The allegations of Pustilnik’s complaint relating to the assistance she provided her mother are somewhat vague and conclusory: she states only that she frequently called or visited her mother to help with activities “such as making doctor appointments, maintaining her apartment and making necessary telephone calls.” (NYSCEF No. 1 at ¶ 20.) This court agrees with defendants that the general statement that Pustilnik helped her mother “maintain[ ] her apartment” and “mak[e] necessary telephone calls” is not sufficient to state a caregiver-status cause of action under the NYCHRL.

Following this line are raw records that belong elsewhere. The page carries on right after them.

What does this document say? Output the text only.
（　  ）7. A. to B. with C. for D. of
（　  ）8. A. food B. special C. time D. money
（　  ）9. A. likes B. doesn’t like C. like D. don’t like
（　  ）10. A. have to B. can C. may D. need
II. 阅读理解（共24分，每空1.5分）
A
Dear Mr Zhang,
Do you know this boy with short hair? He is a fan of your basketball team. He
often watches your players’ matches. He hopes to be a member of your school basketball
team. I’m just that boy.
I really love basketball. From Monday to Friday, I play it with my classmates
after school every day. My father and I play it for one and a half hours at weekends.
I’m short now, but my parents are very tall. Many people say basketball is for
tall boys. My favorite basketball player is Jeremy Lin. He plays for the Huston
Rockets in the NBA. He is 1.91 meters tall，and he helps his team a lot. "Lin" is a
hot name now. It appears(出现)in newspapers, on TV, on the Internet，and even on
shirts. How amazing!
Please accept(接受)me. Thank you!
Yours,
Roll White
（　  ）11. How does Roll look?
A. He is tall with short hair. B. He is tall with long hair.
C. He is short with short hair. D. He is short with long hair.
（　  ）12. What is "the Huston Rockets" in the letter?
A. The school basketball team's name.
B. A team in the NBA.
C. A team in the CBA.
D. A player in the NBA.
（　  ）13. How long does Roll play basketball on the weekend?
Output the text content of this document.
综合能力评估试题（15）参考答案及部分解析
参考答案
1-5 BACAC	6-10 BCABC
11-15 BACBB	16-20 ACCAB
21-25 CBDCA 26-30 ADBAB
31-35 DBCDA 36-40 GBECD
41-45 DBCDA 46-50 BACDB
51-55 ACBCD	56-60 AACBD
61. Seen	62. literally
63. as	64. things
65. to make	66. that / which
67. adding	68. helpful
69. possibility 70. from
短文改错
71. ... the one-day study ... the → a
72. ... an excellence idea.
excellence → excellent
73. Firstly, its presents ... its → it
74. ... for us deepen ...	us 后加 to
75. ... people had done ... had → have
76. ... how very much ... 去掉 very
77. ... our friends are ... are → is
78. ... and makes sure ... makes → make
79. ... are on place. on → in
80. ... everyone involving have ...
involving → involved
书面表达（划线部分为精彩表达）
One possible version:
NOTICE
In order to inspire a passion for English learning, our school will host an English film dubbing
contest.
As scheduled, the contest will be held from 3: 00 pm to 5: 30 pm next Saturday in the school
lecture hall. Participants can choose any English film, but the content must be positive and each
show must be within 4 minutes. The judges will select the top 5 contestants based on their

This court reaches a different conclusion, though, with respect to Pustilnik’s allegation that she helped her mother schedule appointments regarding her mother’s ongoing physical and psychological conditions (which are detailed in the complaint). Receiving treatment to preserve or restore one’s physical and mental health can be a core aspect of daily life, on a par with the other “activities of daily living” described above. Thus, even if an individual’s need for assistance with making doctor’s appointments or the like does not itself rise to the level of relying on another for medical care, it qualifies at the very least as a “need[ ] of daily life” for purposes of the NYCHRL. And Pustilnik’s allegation that her “caretaking responsibilities were well-known to BPCA senior officials,” and that Pustilnik frequently provided such assistance to her mother until her termination, suffices to make out—at least for pleading purposes—a caregiver-discrimination cause of action.

References
1 The court also denied defendants’ motion to dismiss plaintiff’s claims of discrimination based on her age and disability.